Kratitude is a new album by Seconds, a neo-no wave band that oddly betrays some of no wave's most well-defined characteristics: presence and dynamics. Seconds make super-cyclic and ostensibly minimal punk; in fact, they're sort of like an early Sonic Youth/garage version of Liars, whose Drum's Not Dead smokes with the same hypno-chanting schtick. Which is fine; what compels me about both these albums isn't that they're all that good, but that they're such a specific reaction to the city. In fact, the onesheet for Seconds talks about minimalism - Steve Reich "It's Gonna Rain"-style; the revelation-by-repetition scheme. Both bands use repetition as a way to try to scale back to prehistory, probably because the city is so goddamn fast and confusing - the first track on Kratitude is actually a vocal round consisting of "Slowly moving slowly moving faster moving faster" - loopy, disorienting. The urban escape of fetishizing Early Tymes seems present in Excepter and Animal Collective, too; strangely, this resonates with Moondog's restoration of the city to a distant past, though younger bands seem to be doing this in a much more destructive/deconstructive way. Seconds and Liars fall short of scrambling circuits because they drive the neopromitive experience underground, where the freaky stuff is always a go; AC is the closest to bringing the aesthetic to success, but my cavemen friends tell me that the word around the obelisk is that they're going MOR.

Never as MOR as Fagen, who plays just what you'd expect - the slick, detached, mind's eye approach to the city. What got me about Morph the Cat immediately was the title track: a cloud of smoke in the guise of a kitty renders New York euphoric, like if the "plume" in DeLillo's White Noise was gigglegas with the scent of freshly-baked cookies. What gets presented - and mirrored in Fagen's impossibly exact music - is the paradoxical threat of calm; a mass numbing in the guise of playfulness, the capitulation of all kindsa modern horrors that Fagen would wryly twitch his lip at. So maybe Seconds and Liars had to go underground after all. If his portraits of The Masses are unnerving, think about the protaginist in "Security Joan," standing on the verge of getting it on with the woman waving the metal-detector wand over his trembling pre-flight body. If it's funny, it's also crushingly sad: no lover at home - a home that he spends enough time outside of to make a chance encounter with a sterile uniform worth it (not to mention the ha-ha soft dominant/submissive power dynamic of their encounter); the guy's always between flights, stimulated by the most banal encounters.

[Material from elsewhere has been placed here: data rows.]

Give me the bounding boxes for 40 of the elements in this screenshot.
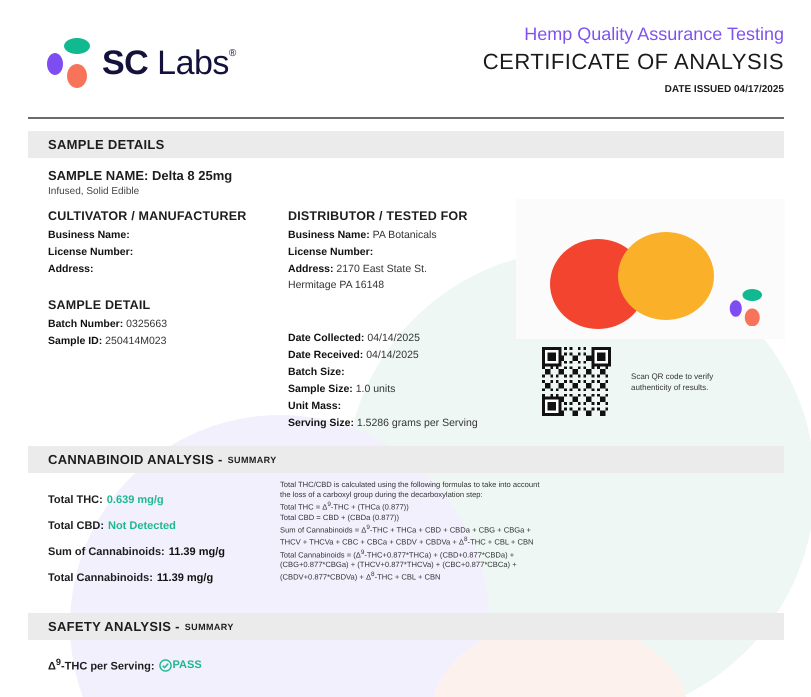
result-text: Total Cannabinoids: 11.39 mg/g [48,571,214,586]
result-text: Total CBD: Not Detected [48,519,177,534]
field-text: Sample ID: 250414M023 [48,334,168,349]
field-text: Business Name: [48,228,131,243]
field-text: Address: [48,262,95,277]
field-text: Unit Mass: [288,399,342,414]
result-text: Total THC: 0.639 mg/g [48,493,165,508]
sample-type: Infused, Solid Edible [48,186,140,197]
field-text: License Number: [48,245,134,260]
check-circle-icon [158,658,172,672]
qr-code [542,347,611,416]
field-text: Serving Size: 1.5286 grams per Serving [288,416,479,431]
logo-icon [46,38,92,88]
field-text: Hermitage PA 16148 [288,278,386,293]
field-text: Date Received: 04/14/2025 [288,348,420,363]
qr-caption: Scan QR code to verify authenticity of results. [631,370,714,392]
section-title: CANNABINOID ANALYSIS - [48,452,223,467]
field-text: Business Name: PA Botanicals [288,228,438,243]
document-title: CERTIFICATE OF ANALYSIS [482,49,784,75]
group-heading: CULTIVATOR / MANUFACTURER [48,209,248,223]
field-text: Sample Size: 1.0 units [288,382,396,397]
result-text: Sum of Cannabinoids: 11.39 mg/g [48,545,226,560]
field-text: License Number: [288,245,374,260]
field-text: Date Collected: 04/14/2025 [288,331,421,346]
logo-text: SC Labs$^{®}$ [102,44,236,82]
logo-icon [728,288,763,326]
group-heading: DISTRIBUTOR / TESTED FOR [288,209,469,223]
field-text: Batch Size: [288,365,346,380]
group-heading: SAMPLE DETAIL [48,298,152,312]
date-issued: DATE ISSUED 04/17/2025 [664,84,784,95]
result-label: Δ$^{9}$-THC per Serving: [48,657,155,673]
section-title: SAMPLE DETAILS [48,137,165,152]
section-subtitle: SUMMARY [228,454,277,464]
section-title: SAFETY ANALYSIS - [48,619,180,634]
section-subtitle: SUMMARY [184,622,234,632]
field-text: Batch Number: 0325663 [48,317,168,332]
pass-status: PASS [158,658,202,672]
sample-name: SAMPLE NAME: Delta 8 25mg [48,168,234,183]
field-text: Address: 2170 East State St. [288,262,428,277]
tagline: Hemp Quality Assurance Testing [524,24,784,45]
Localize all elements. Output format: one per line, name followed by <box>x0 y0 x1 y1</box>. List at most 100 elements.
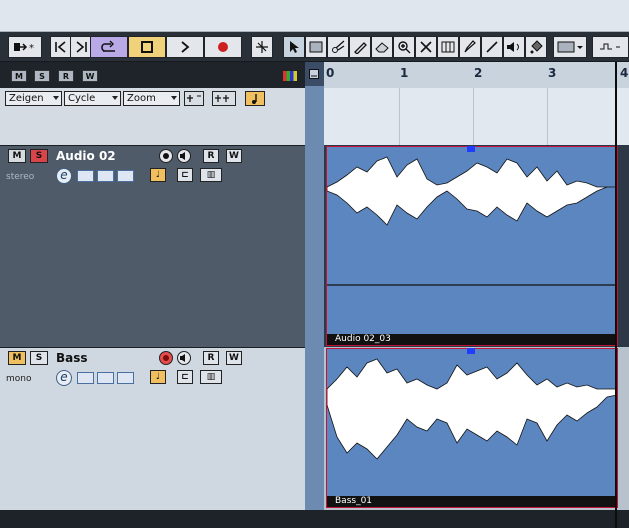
event-volume-handle[interactable] <box>467 348 475 354</box>
add-track-button[interactable] <box>184 91 204 106</box>
edit-channel-button[interactable]: e <box>56 370 72 386</box>
cycle-dropdown-label: Cycle <box>68 93 96 104</box>
mute-tool-button[interactable] <box>415 36 437 58</box>
color-tool-button[interactable] <box>525 36 547 58</box>
play-icon <box>180 41 190 53</box>
grid-line <box>399 88 400 145</box>
insert-button[interactable] <box>77 170 94 182</box>
filter-read-button[interactable]: R <box>58 70 74 82</box>
track-audio-02[interactable]: M S Audio 02 R W stereo e ♩ ⊏ ▥ <box>0 145 305 347</box>
cycle-dropdown[interactable]: Cycle <box>64 91 121 106</box>
monitor-button[interactable] <box>177 149 191 163</box>
track-name[interactable]: Audio 02 <box>56 149 116 163</box>
snap-type-button[interactable] <box>592 36 629 58</box>
eq-button[interactable] <box>97 372 114 384</box>
solo-label: S <box>35 353 43 363</box>
pointer-tool-button[interactable] <box>283 36 305 58</box>
arrange-top-area <box>324 88 629 145</box>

I actually thought of Scott Walker's "Time Operator," a song about a man talking to a telephone operator that actually represents "Security Joan"'s modern alienation even better: "Time Operator / Take the time to take the time to come over here / We got so much in common / Seems it's hard for us to sleep with all the razzle dazzle in the street." It's straight Walter Benjamin: we're too buried under the rhythm of the city to make connections with people (think about your commute); Fagen and Walker's cynical capitulation is in trying to have phone sex with a city employee or a quickie with an airline attendant.

In the end, what's funny about all these approaches - Ghost's secret city, Moondog's serene metro-toons, Seconds/Liars neoprimitive resistance and Fagen's suffocating calm - is that they all envision places that don't exist but seem equally and thrillingly real. If Fagen is closest to truth, he's also the most fucking daffy of in the bunch; Ghost has said crazy stuff before, but he never needed a large, formless cat made of smoke to argue his point.

1 Comments:

Blogger Ian said...

I did kind of wonder where the title track of Fagen's record came from.